Solution and Explanation

First, stress is determined using \[\sigma = \frac{F}{A}\]. With $F = 4.0 \times 9.81 = 39.24 \text{ N}$ and area $A = \pi r^2$, where $r = 2.0 \times 10^{-3} \text{ m}$, the calculated area is \[A = \pi (2.0 \times 10^{-3})^2 = 1.256 \times 10^{-5} \text{ m}^2\]. This yields a stress of \[\sigma = \frac{39.24}{1.256 \times 10^{-5}} = 3.12 \times 10^{6} \text{ N/m}^2\].

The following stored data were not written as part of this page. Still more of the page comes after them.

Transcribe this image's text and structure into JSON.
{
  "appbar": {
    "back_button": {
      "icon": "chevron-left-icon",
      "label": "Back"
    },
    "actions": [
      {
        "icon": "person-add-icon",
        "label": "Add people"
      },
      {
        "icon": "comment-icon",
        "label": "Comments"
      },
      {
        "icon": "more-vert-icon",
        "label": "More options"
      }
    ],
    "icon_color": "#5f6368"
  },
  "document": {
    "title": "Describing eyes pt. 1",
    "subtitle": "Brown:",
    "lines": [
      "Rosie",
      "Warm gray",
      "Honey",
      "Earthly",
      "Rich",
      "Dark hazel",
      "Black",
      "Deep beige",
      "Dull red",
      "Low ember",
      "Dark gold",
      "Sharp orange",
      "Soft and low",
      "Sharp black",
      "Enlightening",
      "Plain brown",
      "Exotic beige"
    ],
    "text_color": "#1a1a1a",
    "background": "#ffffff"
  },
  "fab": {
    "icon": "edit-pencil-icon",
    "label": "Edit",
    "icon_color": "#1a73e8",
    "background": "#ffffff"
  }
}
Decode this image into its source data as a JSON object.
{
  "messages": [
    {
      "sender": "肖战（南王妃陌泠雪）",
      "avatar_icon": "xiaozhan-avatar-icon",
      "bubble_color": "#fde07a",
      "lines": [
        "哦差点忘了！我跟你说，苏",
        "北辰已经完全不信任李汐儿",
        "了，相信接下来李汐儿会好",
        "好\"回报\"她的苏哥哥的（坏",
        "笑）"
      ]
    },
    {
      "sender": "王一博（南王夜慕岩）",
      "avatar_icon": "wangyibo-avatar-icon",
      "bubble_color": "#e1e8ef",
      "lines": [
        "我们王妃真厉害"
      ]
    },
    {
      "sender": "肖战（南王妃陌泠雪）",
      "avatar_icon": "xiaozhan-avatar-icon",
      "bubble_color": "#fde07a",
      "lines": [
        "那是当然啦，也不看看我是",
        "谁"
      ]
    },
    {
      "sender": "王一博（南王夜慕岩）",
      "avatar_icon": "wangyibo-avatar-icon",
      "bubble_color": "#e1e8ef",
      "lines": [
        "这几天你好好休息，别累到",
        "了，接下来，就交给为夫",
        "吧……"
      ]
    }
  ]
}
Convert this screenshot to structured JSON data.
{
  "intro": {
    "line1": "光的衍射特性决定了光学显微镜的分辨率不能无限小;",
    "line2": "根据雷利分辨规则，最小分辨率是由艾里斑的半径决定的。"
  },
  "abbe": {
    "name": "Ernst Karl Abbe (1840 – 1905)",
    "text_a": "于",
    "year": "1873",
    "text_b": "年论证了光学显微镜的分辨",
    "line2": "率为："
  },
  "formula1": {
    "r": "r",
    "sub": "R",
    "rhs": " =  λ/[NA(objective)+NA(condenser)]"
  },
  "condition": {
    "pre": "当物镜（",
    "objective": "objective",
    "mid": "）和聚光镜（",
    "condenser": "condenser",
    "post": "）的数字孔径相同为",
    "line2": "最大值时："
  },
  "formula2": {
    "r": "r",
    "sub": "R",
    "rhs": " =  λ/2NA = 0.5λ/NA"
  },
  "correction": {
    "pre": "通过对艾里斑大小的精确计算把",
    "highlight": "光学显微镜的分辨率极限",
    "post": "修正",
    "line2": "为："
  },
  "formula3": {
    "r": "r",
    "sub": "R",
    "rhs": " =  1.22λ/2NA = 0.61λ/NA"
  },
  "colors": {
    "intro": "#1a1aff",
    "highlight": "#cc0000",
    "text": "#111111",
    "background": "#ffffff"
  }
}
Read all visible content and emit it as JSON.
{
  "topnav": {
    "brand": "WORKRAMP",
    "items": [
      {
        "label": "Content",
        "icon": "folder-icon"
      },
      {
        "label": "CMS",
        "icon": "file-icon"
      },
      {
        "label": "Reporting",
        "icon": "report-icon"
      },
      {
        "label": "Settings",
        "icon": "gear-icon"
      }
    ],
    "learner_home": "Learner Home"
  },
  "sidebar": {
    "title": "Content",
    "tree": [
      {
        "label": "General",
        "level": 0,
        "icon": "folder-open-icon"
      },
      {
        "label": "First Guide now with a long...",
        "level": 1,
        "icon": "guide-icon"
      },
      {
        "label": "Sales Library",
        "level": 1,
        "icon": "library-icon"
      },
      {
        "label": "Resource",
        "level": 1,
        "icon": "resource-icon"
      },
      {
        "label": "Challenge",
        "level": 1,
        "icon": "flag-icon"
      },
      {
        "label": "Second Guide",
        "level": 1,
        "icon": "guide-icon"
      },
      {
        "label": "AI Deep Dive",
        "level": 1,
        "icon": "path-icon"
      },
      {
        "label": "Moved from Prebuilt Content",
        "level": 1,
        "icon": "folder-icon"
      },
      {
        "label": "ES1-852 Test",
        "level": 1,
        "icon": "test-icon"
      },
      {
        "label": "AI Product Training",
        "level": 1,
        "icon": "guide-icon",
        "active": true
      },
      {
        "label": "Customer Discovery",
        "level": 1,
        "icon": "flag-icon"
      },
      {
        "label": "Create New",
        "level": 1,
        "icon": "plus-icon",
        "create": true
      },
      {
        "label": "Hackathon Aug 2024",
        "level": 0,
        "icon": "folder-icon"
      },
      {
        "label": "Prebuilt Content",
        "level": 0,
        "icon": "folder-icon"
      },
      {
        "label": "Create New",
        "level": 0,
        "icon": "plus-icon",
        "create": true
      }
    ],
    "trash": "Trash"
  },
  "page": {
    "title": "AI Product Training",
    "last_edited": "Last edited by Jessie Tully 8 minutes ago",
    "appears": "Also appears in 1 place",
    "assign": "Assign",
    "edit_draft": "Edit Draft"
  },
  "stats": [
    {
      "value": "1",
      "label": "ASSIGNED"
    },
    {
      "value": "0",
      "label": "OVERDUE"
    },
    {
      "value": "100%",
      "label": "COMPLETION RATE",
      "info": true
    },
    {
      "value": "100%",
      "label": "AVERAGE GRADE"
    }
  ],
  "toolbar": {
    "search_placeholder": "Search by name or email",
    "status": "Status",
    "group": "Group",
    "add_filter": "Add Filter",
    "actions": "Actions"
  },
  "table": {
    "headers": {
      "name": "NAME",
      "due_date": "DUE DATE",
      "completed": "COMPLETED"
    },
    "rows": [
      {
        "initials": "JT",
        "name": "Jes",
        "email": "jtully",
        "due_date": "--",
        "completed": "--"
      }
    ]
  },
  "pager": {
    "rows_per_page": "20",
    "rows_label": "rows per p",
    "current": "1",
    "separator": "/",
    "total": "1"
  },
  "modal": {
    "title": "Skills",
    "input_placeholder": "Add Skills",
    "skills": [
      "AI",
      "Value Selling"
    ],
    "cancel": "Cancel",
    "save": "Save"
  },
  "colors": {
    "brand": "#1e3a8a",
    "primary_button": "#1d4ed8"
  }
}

Next, strain is calculated using \[\epsilon = \frac{\Delta L}{L}\]. Given $L = 20 \text{ m}$ and $\Delta L = 0.031 \text{ mm} = 0.031 \times 10^{-3} \text{ m}$, the strain is \[\epsilon = \frac{0.031 \times 10^{-3}}{20} = 1.55 \times 10^{-6}\].
Finally, Young's Modulus is computed as \[Y = \frac{\sigma}{\epsilon} = \frac{3.12 \times 10^{6}}{1.55 \times 10^{-6}} \approx 40 \times 10^{9} \text{ N/m}^2\]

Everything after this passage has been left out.